Often described as “controversial,” neratinib’s approval was viewed as a long shot by many journalists covering biotechnology who predicted that Puma’s request would not be approved by the FDA. After following fewer than 3,000 women for just two years, the drug has been shown to have a small possible benefit through a surrogate endpoint and comes with known toxicity. Neratinib’s approval is a win for Puma, but not for patients.
Desperately needed breakthroughs in treatment are all too rare. The last one for breast cancer was nearly twenty years ago in 1998, when the Food and Drug Administration (FDA) approved trastuzumab for use in women with metastatic HER2+ breast cancer. Several years later, the FDA also approved the use of trastuzumab for early-stage HER2+ breast cancer. Despite the risk of heart problems associated with the drug, trastuzumab can help reduce the risk of recurrence and death for the 20-30% of women diagnosed with this aggressive subtype of breast cancer.

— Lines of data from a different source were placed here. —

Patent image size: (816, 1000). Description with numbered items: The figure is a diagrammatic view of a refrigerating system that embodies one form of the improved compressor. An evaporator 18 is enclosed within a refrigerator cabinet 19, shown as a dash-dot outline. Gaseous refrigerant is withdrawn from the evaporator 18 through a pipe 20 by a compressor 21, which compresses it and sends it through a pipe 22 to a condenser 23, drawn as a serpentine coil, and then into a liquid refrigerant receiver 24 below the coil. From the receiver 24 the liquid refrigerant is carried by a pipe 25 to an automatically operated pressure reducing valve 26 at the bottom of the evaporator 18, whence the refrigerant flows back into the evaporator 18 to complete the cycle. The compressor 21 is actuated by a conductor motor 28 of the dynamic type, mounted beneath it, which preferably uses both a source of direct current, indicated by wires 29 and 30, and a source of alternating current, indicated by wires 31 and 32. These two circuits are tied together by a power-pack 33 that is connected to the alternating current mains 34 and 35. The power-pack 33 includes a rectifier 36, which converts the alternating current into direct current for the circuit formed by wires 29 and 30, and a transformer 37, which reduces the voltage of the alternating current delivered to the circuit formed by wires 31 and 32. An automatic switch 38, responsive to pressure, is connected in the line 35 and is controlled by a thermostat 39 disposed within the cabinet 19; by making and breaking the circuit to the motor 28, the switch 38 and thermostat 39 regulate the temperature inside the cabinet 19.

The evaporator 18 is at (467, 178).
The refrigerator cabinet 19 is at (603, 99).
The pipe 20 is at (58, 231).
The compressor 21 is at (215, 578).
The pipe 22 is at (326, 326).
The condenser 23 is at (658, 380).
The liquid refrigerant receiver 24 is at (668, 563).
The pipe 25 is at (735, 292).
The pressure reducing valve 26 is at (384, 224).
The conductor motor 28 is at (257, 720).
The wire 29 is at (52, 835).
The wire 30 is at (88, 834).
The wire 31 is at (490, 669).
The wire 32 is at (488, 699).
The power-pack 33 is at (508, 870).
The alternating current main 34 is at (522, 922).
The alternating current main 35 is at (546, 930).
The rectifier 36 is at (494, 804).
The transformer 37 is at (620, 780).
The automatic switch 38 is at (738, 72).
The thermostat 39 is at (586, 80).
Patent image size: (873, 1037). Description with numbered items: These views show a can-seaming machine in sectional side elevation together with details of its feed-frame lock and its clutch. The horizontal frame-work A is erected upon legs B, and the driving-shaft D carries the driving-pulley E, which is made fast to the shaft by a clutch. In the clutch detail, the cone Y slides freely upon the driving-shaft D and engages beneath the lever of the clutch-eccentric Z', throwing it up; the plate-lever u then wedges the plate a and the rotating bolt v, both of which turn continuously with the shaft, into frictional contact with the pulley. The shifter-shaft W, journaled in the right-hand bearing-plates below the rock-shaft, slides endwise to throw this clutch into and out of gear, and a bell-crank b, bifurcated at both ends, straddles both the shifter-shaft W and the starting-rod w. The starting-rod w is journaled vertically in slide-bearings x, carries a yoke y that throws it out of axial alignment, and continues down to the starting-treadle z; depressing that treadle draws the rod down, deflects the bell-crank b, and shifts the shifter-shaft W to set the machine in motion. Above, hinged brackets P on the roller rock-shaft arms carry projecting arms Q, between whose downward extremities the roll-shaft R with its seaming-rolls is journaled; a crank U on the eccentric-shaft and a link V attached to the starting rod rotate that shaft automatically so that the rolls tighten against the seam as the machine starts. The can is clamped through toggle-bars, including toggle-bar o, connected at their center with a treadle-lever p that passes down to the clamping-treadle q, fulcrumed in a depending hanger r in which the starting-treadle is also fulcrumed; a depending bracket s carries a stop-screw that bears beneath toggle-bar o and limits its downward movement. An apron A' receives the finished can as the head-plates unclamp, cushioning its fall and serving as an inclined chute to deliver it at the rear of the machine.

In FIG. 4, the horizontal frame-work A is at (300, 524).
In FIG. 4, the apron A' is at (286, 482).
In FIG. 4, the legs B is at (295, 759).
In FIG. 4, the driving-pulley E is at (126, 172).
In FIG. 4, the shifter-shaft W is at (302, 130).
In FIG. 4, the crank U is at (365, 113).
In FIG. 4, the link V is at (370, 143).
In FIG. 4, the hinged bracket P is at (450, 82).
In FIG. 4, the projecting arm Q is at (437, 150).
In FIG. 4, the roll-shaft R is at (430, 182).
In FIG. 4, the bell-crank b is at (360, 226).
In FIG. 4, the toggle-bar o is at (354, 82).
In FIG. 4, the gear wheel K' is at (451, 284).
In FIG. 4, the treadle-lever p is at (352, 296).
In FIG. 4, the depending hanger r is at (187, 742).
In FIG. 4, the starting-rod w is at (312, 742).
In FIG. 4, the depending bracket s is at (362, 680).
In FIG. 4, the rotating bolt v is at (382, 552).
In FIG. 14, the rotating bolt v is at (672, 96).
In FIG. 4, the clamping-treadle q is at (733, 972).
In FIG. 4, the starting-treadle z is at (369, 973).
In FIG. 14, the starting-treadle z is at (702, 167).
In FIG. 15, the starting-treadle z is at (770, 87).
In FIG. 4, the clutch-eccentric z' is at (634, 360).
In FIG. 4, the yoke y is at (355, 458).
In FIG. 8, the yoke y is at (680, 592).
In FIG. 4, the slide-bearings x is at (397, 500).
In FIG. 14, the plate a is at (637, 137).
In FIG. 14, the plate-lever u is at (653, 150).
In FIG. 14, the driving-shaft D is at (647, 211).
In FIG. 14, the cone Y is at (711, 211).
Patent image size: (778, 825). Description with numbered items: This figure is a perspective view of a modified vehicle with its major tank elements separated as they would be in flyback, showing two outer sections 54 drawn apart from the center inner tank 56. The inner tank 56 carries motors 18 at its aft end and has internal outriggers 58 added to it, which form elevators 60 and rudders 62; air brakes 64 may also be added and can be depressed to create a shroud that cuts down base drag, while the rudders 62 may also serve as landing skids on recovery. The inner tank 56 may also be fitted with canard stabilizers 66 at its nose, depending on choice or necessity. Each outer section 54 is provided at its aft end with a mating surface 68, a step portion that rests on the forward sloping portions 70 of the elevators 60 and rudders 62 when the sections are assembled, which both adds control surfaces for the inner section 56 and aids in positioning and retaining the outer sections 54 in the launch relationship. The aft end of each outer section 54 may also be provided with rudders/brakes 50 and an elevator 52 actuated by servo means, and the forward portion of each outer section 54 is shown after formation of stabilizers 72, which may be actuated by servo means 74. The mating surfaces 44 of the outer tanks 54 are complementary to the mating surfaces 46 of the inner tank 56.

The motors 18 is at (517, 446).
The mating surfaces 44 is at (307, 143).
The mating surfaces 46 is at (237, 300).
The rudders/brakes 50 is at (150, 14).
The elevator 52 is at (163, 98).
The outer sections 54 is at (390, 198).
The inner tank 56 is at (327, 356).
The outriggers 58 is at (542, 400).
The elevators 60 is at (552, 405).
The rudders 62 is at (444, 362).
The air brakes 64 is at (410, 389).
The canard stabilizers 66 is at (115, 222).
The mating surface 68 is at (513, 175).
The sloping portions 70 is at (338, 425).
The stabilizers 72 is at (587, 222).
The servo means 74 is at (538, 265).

Unfortunately, trastuzumab doesn’t always work for all patients, and some HER2+ breast tumors are either inherently resistant or develop resistance to trastuzumab. Researchers have attempted to overcome this barrier by combining treatments in an effort to block multiple pathways and prevent resistance through drugs like neratinib.
This landmark approval of a targeted therapy for a specific (HER2) cancer-related molecular marker sparked a lot of excitement that we are on the cusp of a new era of targeted life-saving therapies. But the reality is, subsequent drugs developed to treat breast cancer have not been shown to clearly benefit patients by extending overall survival or improving quality of life. And yet companies are selling these add-on treatments for well over $100,000/year.
At Breast Cancer Action, we believe the best way to ensure more truly breakthrough treatments is to incentivize innovative research by preserving approval standards. If drug companies know their treatments must do one of the following three things in order to get approved, they’ll focus on developing treatments that:
- Help patients live longer (improving overall survival)
- Help patients live better (reducing side effects and lowering toxicity)
- Help people access treatment (lowering costs)
Too often, the FDA puts speed before safety and efficacy, allowing companies to sell drugs that have not been proven to do just one of these things to benefit patients. In recent years, a majority of cancer drugs have been approved by the FDA based on surrogate endpoints and follow up studies in subsequent years have shown that half of these do not help patients live longer.
With the approval of neratinib, the FDA has once again approved an experimental drug that has not been shown to lengthen or improve breast cancer patients’ lives—either by helping them live longer or live better, with fewer side effects. The decline of standards at the FDA over the last decade is alarming and means that thousands of cancer patients each year are exposed to expensive, toxic treatments that don’t actually help them live longer.
After two decades of waiting for the next breast cancer breakthrough, many of us in the breast cancer community are frustrated and fatigued. And the reality is we haven’t actually gotten a breakthrough by lowering approval standards. Instead of letting drug companies profit from our desperation, let’s call on the FDA to uphold high standards of safety and efficacy that incentivize true innovation.